Wealthy Women and their Financial Decisions

5/31/2017

 There are wealthy women who are making their own financial decisions and there are those who are making financial decisions with a spouse.

They differ in terms of the financial decisions they make as a result.

Spectrem’s study on women with a net worth of at least $1 million (not including primary residence) revealed a great deal of information regarding the financial decisions wealthy women make.

”It is always revealing to determine how investors make their financial decisions,’’ said Spectrem president George H. Walper Jr. “With the study about wealthy women, it is significant to learn how many make their decisions alone and how many are making decisions in conjunction with a spouse. It is also revealing to determine what role the children of wealthy women play in their financial and investment decisions.”

Advisors can use the information from the study to better understand the way wealthy women deal with their financial issues, and what pressures exist in the decision-making process.

A majority of the women in the study Successfully Growing your Business with Wealthy Women are married, and more than 70 percent of those women pool all of their finances with a spouse. That implies that decisions regarding finances for those women are made with someone else.

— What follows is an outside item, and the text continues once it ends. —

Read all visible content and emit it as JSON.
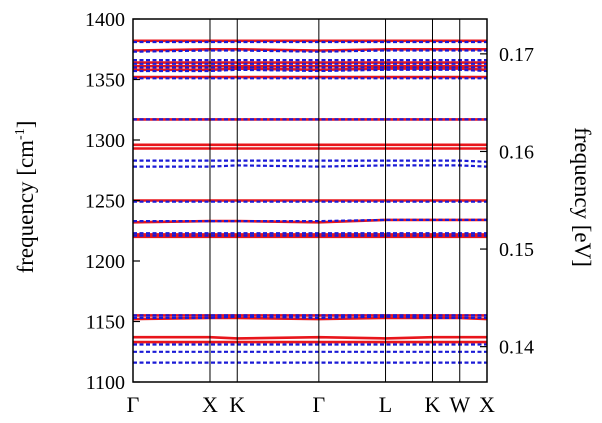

In fact, even among those women who do not pool all of their finances, decisions regarding money issues are often made with someone else. More than 80 percent of the married wealth y women make financial decisions jointly. Of those that do not, the decision-making is split, with 7.9 percent of households seeing the husband make the financial decisions and 8.3 percent of households seeing the wife make the decisions.

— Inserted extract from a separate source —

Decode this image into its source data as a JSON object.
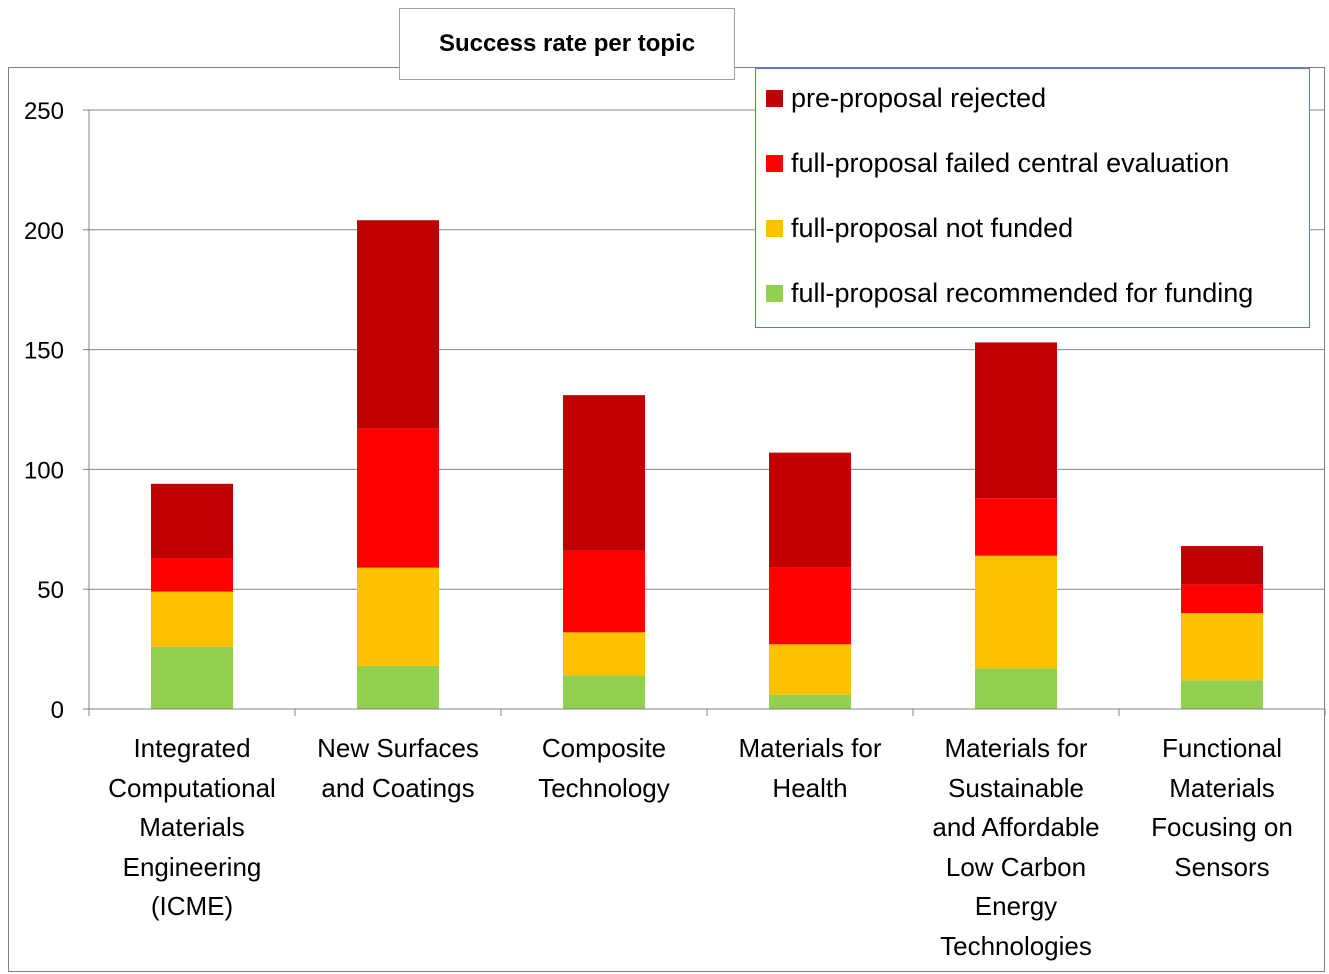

Wouldn’t it behoove advisors to know which of those three categories their female investor comes from?

The priorities for wealthy women related to finances are not unusual. Asked to rate the value of different financial matters on a 0-to-100 scale, these women placed “planning for a successful retirement” at 94.60, and “teaching my children or grandchildren about the importance of financial responsibility” at 92.14.

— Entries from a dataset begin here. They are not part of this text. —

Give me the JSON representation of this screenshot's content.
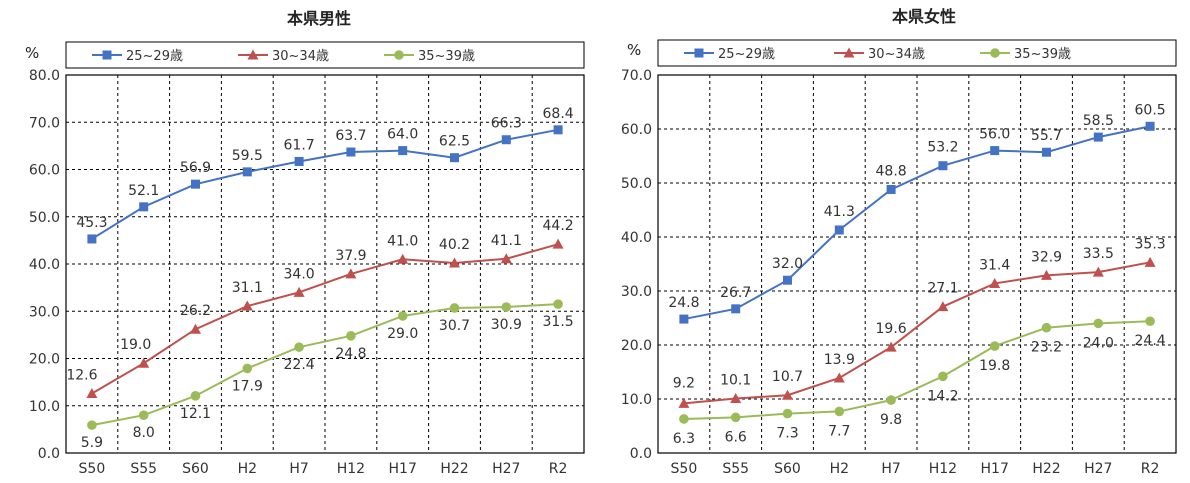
{
  "chart_data": [
    {
      "type": "line",
      "title": "本県男性",
      "ylabel": "%",
      "categories": [
        "S50",
        "S55",
        "S60",
        "H2",
        "H7",
        "H12",
        "H17",
        "H22",
        "H27",
        "R2"
      ],
      "ylim": [
        0,
        80
      ],
      "yticks": [
        "0.0",
        "10.0",
        "20.0",
        "30.0",
        "40.0",
        "50.0",
        "60.0",
        "70.0",
        "80.0"
      ],
      "grid": true,
      "legend": "top",
      "series": [
        {
          "name": "25~29歳",
          "color": "#4472c4",
          "marker": "square",
          "values": [
            45.3,
            52.1,
            56.9,
            59.5,
            61.7,
            63.7,
            64.0,
            62.5,
            66.3,
            68.4
          ],
          "labels": [
            "45.3",
            "52.1",
            "56.9",
            "59.5",
            "61.7",
            "63.7",
            "64.0",
            "62.5",
            "66.3",
            "68.4"
          ]
        },
        {
          "name": "30~34歳",
          "color": "#c0504d",
          "marker": "triangle",
          "values": [
            12.6,
            19.0,
            26.2,
            31.1,
            34.0,
            37.9,
            41.0,
            40.2,
            41.1,
            44.2
          ],
          "labels": [
            "12.6",
            "19.0",
            "26.2",
            "31.1",
            "34.0",
            "37.9",
            "41.0",
            "40.2",
            "41.1",
            "44.2"
          ]
        },
        {
          "name": "35~39歳",
          "color": "#9bbb59",
          "marker": "circle",
          "values": [
            5.9,
            8.0,
            12.1,
            17.9,
            22.4,
            24.8,
            29.0,
            30.7,
            30.9,
            31.5
          ],
          "labels": [
            "5.9",
            "8.0",
            "12.1",
            "17.9",
            "22.4",
            "24.8",
            "29.0",
            "30.7",
            "30.9",
            "31.5"
          ]
        }
      ]
    },
    {
      "type": "line",
      "title": "本県女性",
      "ylabel": "%",
      "categories": [
        "S50",
        "S55",
        "S60",
        "H2",
        "H7",
        "H12",
        "H17",
        "H22",
        "H27",
        "R2"
      ],
      "ylim": [
        0,
        70
      ],
      "yticks": [
        "0.0",
        "10.0",
        "20.0",
        "30.0",
        "40.0",
        "50.0",
        "60.0",
        "70.0"
      ],
      "grid": true,
      "legend": "top",
      "series": [
        {
          "name": "25~29歳",
          "color": "#4472c4",
          "marker": "square",
          "values": [
            24.8,
            26.7,
            32.0,
            41.3,
            48.8,
            53.2,
            56.0,
            55.7,
            58.5,
            60.5
          ],
          "labels": [
            "24.8",
            "26.7",
            "32.0",
            "41.3",
            "48.8",
            "53.2",
            "56.0",
            "55.7",
            "58.5",
            "60.5"
          ]
        },
        {
          "name": "30~34歳",
          "color": "#c0504d",
          "marker": "triangle",
          "values": [
            9.2,
            10.1,
            10.7,
            13.9,
            19.6,
            27.1,
            31.4,
            32.9,
            33.5,
            35.3
          ],
          "labels": [
            "9.2",
            "10.1",
            "10.7",
            "13.9",
            "19.6",
            "27.1",
            "31.4",
            "32.9",
            "33.5",
            "35.3"
          ]
        },
        {
          "name": "35~39歳",
          "color": "#9bbb59",
          "marker": "circle",
          "values": [
            6.3,
            6.6,
            7.3,
            7.7,
            9.8,
            14.2,
            19.8,
            23.2,
            24.0,
            24.4
          ],
          "labels": [
            "6.3",
            "6.6",
            "7.3",
            "7.7",
            "9.8",
            "14.2",
            "19.8",
            "23.2",
            "24.0",
            "24.4"
          ]
        }
      ]
    }
  ]
}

But an interest in charitable activities is high among wealthy women at 72.39, while making investments in socially responsible companies is rated much lower, at 58.30.

Among the wealthy women who have not yet retired, the concern that most matters is not entirely financial. Sixty percent of wealthy women still in the workplace worry that health concerns will affect their retirement plans, because health care can be an expensive proposition. Among women who are already retired, 48 percent are worried that health concerns will affect their retirement finances.

However, when it comes to spending and investing, 33 percent of women who still work worry they will be overwhelmed by financial concerns in retirement and will not spend the money they have. Even 32 percent of the women who are retired have that concern.

Only 22 percent of wealthy women who have not yet retired worry about running out of money in retirement. A nearly equal percentage of those women worry that they won’t be able to find enough to do with their free time.

Women are historically more conservative and risk-adverse than men in terms of investments, but the issue should not be as prevalent among wealthy women, although the research indicates it is. Advisors working with women with a bank account that will allow a looser purse or wallet should present the case to their female client to relax that concern.

What do wealthy women plan to do with their investable assets in the next year? The Spectrem study shows that 41 percent plan to invest in equities, and almost 30 percent plan to invest in short-term cash investments.

Top Takeaways for Advisors


The Spectrem study was designed to explore the spectrum of issues facing wealthy women, and as such, it can be very informative to advisors who work with women with a net worth in seven figures. The overwhelming takeaway from the study is that wealthy women are a diverse population but have many similar problems related to their wealth status, their appreciation of their wealth status, their parenting and work-life balance issues, and their thoughts about retirement.